Einen derartigen Fall haben wir übrigens das erste Mal. In allen anderen Fällen gab es nichts zu besprechen, denn letztendlich muss der Behandler ein Konzept vorlegen, das am Ende funktioniert und auch haftungsrechtlich allen möglichen Überprüfungen standhält.
Aber hier war es eben doch einmal anders und führte eben zu diesem Gespräch.
Das ist eben auch eine Erkenntnis dieses Beitrages für den Leser. Wir wissen vor dem Diagnostischen Aufwachsen nicht immer alles, denn dann müssten wir es nicht durchführen. Aber auch ein Diagnostisches Aufwachsen beginnt nicht im luftleeren Raum, sondern man kann dort Dinge erahnen. Aber selbst diese Dinge, die man nur erahnen kann, können frühzeitig in die eine oder andere Richtung gelenkt werden und sollten besprochen werden.
Das haben wir gestern getan.
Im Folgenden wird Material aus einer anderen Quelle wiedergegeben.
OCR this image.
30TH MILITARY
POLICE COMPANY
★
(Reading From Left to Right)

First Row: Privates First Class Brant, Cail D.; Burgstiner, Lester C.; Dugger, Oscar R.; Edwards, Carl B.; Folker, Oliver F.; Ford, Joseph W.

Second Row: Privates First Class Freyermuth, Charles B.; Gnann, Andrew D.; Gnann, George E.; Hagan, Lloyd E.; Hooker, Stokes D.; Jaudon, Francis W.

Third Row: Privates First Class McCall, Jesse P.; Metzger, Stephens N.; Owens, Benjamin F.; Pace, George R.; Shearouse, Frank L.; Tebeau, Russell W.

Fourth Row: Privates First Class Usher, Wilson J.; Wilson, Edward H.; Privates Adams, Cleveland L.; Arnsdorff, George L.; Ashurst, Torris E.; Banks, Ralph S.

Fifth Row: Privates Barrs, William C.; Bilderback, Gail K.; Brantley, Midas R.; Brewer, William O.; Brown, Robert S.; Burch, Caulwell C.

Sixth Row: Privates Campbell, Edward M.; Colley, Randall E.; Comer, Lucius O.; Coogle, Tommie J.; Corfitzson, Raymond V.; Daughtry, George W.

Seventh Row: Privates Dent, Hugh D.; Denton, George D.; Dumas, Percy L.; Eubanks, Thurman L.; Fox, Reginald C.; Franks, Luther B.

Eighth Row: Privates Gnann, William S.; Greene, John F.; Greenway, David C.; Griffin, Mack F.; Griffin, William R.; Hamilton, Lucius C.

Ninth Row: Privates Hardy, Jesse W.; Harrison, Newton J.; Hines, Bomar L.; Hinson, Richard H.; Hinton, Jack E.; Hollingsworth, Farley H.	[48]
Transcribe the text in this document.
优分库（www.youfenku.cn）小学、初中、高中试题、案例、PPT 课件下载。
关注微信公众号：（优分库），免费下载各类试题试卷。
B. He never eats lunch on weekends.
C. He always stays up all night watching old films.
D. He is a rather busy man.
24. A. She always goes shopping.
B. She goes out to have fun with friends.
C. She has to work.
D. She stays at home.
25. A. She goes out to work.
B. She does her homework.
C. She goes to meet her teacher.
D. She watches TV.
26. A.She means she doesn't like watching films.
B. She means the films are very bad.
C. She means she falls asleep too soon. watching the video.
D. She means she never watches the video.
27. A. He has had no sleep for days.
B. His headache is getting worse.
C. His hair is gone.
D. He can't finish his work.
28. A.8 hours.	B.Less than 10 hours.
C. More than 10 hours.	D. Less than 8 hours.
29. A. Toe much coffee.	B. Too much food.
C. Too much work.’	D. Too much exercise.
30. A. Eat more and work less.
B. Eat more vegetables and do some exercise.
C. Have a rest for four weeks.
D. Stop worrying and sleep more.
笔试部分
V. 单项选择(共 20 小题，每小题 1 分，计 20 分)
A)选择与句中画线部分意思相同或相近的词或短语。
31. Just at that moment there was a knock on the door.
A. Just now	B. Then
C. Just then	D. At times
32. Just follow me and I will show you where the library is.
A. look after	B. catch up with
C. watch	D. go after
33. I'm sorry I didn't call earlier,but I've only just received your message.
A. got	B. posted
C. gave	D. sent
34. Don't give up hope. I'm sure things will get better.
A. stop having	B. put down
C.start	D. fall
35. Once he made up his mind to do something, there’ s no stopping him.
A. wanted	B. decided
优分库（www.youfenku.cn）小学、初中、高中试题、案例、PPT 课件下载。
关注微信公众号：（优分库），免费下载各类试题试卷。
Ob diese „Ahnung“ sich dann am konkreten Modellpaar im volladjustierbaren SAM Artikulator überhaupt in die Realität umsetzten lässt, oder sich sogar im Nachhinein herausstellen wird, dass dieses Gespräch zwar gut gemeint war, aber letztendlich doch überflüssig, das wird sich jetzt herausstellen.
Dann ist es aber besser man hat diese Dinge vorher besprochen und muss die begonnene Arbeit im Labor nicht erst dann unterbrechen.